Mystery For The Day: A Certified Letter

There’s one waiting for me at the post office. Which means I have, lessee . . . about four and a half hours to contemplate what it could be.

My guess? I’m goin’ to court. The infamous Missing Coworker has filed a federal suit against my former employer for discrimination, and has (acccording to my former boss) listed me as a witness.*

But for the next four hours or so, I’m just going to sit here and pretend there’s some possibility that I have been named the sole heir of some wildly rich relative I heretofore knew nothing about.

A girl can dream, can’t she?

*She filed a claim with the state last year, and also listed me as a witness, but that time some investigator just called me at work and asked me questions . . . and then the claim was dropped. I was hoping the same would happen this time . . .

Can I vote for the wildly rich relative fantasy? 'Cause that’d be cool.

So let us know how much money you inherit…

Just in case that does turn out to be what this letter is about, can I just interject in here that you’ve always been my favorite person in the entire world?

FairyChatMom has been trying to unload a chandelier for quite some time. It could be a registered letter from her letting you know a chandelier is on the way and to look out for it.

Maybe it’s a stalker’s way of letting you know officially he knows where you are.

Maybe the dog knocked up a neighbor’s prize purebred cockapoo and it’s a registered letter naming him in a paternity suit.

Maybe it’s Tom Cruise sending you a registered letter telling you to knock off the fantasizing about Skip and him.

Oh, the possibilities are endless!

Really . . . ? So if the letter turns out to be Theory #1, you’ll hide me away from the Feds? Or better yet, go to court for me?

IAAL (not yours), but I’m not admitted in the Land of Oz, so YMMV. Generally, a subpoena to a witness requires personal service. In other words, they show up at your door and hand you the subpoena. So your certified letter is unlikely to be an order to appear in court.

Which means, of course, that you have inherited crazy uncle Henry’s loot. Just remember your friends when you’re rich. :wink:

Oooh! With dangly sparkly things? Yes! That would be lovely.

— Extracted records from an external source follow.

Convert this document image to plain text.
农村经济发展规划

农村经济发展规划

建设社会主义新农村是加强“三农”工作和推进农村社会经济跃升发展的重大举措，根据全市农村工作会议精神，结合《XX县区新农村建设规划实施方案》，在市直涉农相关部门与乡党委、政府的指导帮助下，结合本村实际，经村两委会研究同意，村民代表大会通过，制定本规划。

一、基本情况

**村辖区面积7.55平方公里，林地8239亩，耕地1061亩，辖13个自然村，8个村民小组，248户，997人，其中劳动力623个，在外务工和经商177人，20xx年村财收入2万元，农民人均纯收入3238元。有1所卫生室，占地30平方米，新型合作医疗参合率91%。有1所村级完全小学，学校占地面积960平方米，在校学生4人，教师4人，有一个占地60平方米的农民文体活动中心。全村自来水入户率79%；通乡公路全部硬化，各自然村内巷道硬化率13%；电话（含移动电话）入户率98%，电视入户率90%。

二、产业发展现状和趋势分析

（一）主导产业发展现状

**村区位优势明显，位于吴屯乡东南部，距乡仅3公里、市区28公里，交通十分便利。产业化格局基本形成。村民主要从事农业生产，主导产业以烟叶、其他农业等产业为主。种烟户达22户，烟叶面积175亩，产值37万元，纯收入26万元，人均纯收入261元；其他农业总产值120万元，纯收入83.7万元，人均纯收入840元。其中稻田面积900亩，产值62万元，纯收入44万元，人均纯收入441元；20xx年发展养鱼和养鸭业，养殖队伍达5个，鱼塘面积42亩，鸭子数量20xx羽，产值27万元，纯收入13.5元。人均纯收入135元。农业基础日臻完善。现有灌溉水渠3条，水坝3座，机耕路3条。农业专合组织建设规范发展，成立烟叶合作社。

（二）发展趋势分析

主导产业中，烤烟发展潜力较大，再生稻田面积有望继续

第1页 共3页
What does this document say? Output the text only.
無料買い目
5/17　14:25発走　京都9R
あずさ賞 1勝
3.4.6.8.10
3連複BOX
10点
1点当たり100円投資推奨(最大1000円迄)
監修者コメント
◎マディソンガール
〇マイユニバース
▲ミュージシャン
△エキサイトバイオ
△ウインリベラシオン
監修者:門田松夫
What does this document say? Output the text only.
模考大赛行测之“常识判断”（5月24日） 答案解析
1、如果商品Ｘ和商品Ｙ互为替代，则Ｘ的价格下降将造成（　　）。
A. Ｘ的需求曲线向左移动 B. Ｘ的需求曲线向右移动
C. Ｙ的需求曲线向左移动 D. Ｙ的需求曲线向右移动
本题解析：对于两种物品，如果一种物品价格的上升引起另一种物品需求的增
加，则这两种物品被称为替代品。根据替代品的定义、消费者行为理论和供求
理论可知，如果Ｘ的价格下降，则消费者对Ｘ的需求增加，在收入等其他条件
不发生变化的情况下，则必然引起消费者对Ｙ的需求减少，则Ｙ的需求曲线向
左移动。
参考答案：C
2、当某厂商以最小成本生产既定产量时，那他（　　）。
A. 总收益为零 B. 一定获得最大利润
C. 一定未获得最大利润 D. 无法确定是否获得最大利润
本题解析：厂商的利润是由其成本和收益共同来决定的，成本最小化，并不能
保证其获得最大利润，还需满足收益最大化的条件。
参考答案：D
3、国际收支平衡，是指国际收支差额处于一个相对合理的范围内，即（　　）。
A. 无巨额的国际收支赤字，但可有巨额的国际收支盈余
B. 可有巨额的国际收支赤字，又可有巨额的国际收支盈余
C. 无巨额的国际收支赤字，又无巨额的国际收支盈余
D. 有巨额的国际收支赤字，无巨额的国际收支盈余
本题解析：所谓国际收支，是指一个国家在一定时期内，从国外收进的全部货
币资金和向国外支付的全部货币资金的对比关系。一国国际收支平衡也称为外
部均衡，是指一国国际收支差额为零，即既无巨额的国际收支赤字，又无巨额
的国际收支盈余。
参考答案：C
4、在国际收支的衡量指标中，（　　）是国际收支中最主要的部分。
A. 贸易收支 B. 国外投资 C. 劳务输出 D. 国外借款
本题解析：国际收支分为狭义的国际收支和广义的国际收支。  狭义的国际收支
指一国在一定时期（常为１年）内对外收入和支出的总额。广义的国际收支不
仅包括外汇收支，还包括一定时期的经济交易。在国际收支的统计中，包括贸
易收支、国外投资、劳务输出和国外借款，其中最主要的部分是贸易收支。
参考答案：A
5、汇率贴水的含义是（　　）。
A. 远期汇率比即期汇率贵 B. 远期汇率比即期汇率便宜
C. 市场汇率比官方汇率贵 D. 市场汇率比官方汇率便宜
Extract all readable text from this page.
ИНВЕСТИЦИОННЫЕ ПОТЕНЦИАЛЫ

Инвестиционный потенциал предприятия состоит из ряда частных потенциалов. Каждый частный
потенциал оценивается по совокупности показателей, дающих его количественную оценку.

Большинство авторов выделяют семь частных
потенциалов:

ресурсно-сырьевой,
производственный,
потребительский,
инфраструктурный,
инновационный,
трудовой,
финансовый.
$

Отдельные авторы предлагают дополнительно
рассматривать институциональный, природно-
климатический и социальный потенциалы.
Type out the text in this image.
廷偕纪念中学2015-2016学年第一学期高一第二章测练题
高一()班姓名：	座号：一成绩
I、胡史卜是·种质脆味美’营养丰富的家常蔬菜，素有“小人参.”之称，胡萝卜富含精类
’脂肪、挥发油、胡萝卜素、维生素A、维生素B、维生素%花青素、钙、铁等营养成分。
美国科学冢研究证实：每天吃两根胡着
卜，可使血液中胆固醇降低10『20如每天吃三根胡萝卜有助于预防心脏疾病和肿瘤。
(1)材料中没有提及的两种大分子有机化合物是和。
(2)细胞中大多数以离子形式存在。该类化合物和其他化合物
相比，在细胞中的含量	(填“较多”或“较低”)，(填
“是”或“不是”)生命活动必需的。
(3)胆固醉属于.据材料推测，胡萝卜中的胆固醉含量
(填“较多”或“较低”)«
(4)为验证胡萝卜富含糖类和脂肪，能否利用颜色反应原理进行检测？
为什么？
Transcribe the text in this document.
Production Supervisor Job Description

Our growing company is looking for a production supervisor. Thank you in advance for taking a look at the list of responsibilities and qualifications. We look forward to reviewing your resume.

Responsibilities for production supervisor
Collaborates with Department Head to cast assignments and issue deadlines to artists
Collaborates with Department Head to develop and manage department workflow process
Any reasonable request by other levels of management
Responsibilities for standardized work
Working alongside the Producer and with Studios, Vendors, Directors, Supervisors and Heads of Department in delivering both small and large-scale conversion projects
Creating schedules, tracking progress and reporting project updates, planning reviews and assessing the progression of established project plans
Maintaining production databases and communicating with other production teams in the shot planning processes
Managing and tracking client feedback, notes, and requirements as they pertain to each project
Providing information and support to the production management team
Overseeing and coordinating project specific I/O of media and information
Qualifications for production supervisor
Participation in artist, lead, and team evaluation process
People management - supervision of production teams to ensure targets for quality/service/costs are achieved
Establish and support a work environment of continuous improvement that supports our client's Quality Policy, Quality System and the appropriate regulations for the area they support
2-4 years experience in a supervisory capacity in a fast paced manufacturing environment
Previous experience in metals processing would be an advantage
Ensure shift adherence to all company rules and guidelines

Call me old fashioned, but I’m still a fan of the Stalker Phone Call.

If that’s the case, I’ll have more than enough $$$ to pay doggie child support, once I’ve alerted the media that one of our three female (and spayed to boot) dogs got another dog pregnant . . .

And finally, Tom should know that he is nowhere in my fantasies. (Katie Holmes, on the other hand . . . )

Yes. Yes, they are. More, please! I like this game! :smiley:

Actually, I figured as much. I guess what I should have said was that I think the letter has something to do with this whole Ex-Coworker mess, but it was so much more dramatic and entertaining to say, “I’m goin’ to court!” :wink:

So in what kind of instances would a situation like this involve a certified letter? Would it ever, like maybe just to inform me that my services may be needed or something?

One bad thing they send a certified letter for is to inform you of very bad medical test results if they don’t make you come in and see somebody directly; I know somebody who got a cancer notice that way.

Yikes. Luckily (I suppose), I haven’t had any medical tests recently . . .

Hope your friend is OK . . . :frowning:

It’s from me.
Dear auntie em;
Please return your rental equipment within the next 14 days or criminal charges could be filed against you.
Thank you.

Don’t you know?
Those come by fax. :stuck_out_tongue:

Well, the diploma for my shiny new BS degree (2nd in a series) came via certified mail just yesterday. You haven’t been taking classes on us. have you?

Um, OK, but . . . I’m not sure you want it back now . . .

Oh, no, wait, I bought that equipment . . . I rented the chain saw. Oooh, come to think of it, you don’t want that back, either . . .

No kidding–I get a diploma for Pilates? Oh, I guess the other night with Skip must have been my Flexibility Final . . . :eek: :smiley:

Yeah, yeah, lady. I’ve heard that tired old story before.
Read your contract: R-E-N-T-A-L :wink:

Seriously though, that’s what pops into mind any time I hear ‘certified letter’ because we only have to send out about 20 a day demanding our rental stuff be brought back. :rolleyes:
This message has been brought to you by Florida Statute 182.155

Dear auntie em,

Your husband rocks.

Please sign here:


Am I allowed to edit first? :dubious:

I think SkipMagic should be required to recuse himself from this thread.

It could be an anti-spoliation letter – it could say, you’re a witness in the case of the Infamous Missing Coworker, so if you have any documents related to your employment with Former Employer (including but not limited to letters, memos, diaries, etc.), don’t destroy them because they could be evidence.

If it’s anything else related to the case, I would expect a phone call first to make nice with you so you’ll be a friendly witness.

Maybe it’s the tax man. You invest in one of those totally legal, guaranteed to succeed, offshore pyramid schemes?